Fung TT, Chiuve SE, McCullough ML, Rexrode KM, Logroscino G, Hu FB. Adherence to a DASH-Style Diet and Risk of Coronary Heart Disease and Stroke in Women. Arch Intern Med 2008; 168: 713-720.  R TC PDF

Introducción

La dieta DASH (Dietary Approaches to Stop Hypertension) reduce la presión arterial (PA) y el colesterol LDL. Sin embargo, no se ha demostrado que sea capaz de prevenir las enfermedades cardiovasculares, dado que puede ser difícil llevar a cabo estudios de prevención primaria de las enfermedades cardiovasculares mediante la dieta.

Objetivo

Estudiar la asociación entre la adherencia a la dieta DASH y la incidencia de cardiopatía isquémica (CI) y AVC a lo largo de 24 años.

Perfil del estudio

Tipo de estudio: Estudio de cohortes

Área del estudio: Tratamiento

Ámbito del estudio: Comunitario

Métodos

Estudio de cohortes.

El Nurses´ Health Study es un estudio de cohortes que incluye a 121.700 enfermeras que tenían entre 30 y 55 años al inicio del estudio, en 1976 y cuyo seguimiento alcanza al 95% de la cohorte original en estos momentos. A las participantes se les envía un cuestionario cada 4 años en los que se interroga entre otras cosas sobre la frecuencia de consumo de 61 alimentos durante el año previo. Con estos datos se valoró el grado de adherencia a la dieta DASH mediante la construcción de una escala que incluía 8 componentes: frutas, hortalizas, frutos secos, legumbres, lácteos desnatados, cereales integrales, sodio, bebidas azucaradas y carnes rojas y procesadas. Se clasificó a las mujeres en quintiles en función del grado de consumo de cada uno de estos alimentos y se le asignaba 5 puntos a las que tenían el quintil óptimo y 1 punto a las que estaban en el peor quintil.
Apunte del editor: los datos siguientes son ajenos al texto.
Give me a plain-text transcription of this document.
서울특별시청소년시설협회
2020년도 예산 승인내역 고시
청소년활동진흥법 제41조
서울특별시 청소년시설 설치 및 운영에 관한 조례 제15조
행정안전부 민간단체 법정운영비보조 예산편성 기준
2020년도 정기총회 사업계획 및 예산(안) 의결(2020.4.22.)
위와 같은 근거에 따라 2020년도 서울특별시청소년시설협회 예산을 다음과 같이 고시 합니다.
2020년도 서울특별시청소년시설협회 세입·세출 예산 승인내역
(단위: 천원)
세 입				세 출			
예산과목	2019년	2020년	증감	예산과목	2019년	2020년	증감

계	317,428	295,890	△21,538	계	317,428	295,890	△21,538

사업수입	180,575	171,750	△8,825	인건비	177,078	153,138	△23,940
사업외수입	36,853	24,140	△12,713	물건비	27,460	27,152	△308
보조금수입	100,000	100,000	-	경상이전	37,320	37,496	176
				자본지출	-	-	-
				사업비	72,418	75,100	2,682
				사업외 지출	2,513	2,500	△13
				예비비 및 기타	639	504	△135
Las variables de resultado principales fueron los casos de CI y AVC ocurridos entre 1980 y 2004, confirmados mediante la revisión de los registros médicos de las participantes por investigadores que desconocían la puntuación de las mujeres. En 1990 se recogió una muestra de sangre en la que se mideron el perfil lipídico, la PCR y la interleukina 6. Otras variables analizadas fueron el IMC, el tabaquismo, el ejercicio físico de tiempo libre, la menopausia, y la ingesta de aspirina y multivitamínicos.

Resultados

Durante los 24 años de seguimiento se registraron 3.105 casos de IM y 2.317 casos de AVC (1.242 isquémicos, 440 hemorrágicos y el resto indeterminados). Las mujeres que presentaron una mejor adherencia a la dieta DASH también consumían más fibra, ácidos grasos omega-3 y multivitamínicos y menos ácidos grasos saturados, grasas trans y calorías, hacían más ejercicio, fumaban menos y era más probable que fueran hipertensas.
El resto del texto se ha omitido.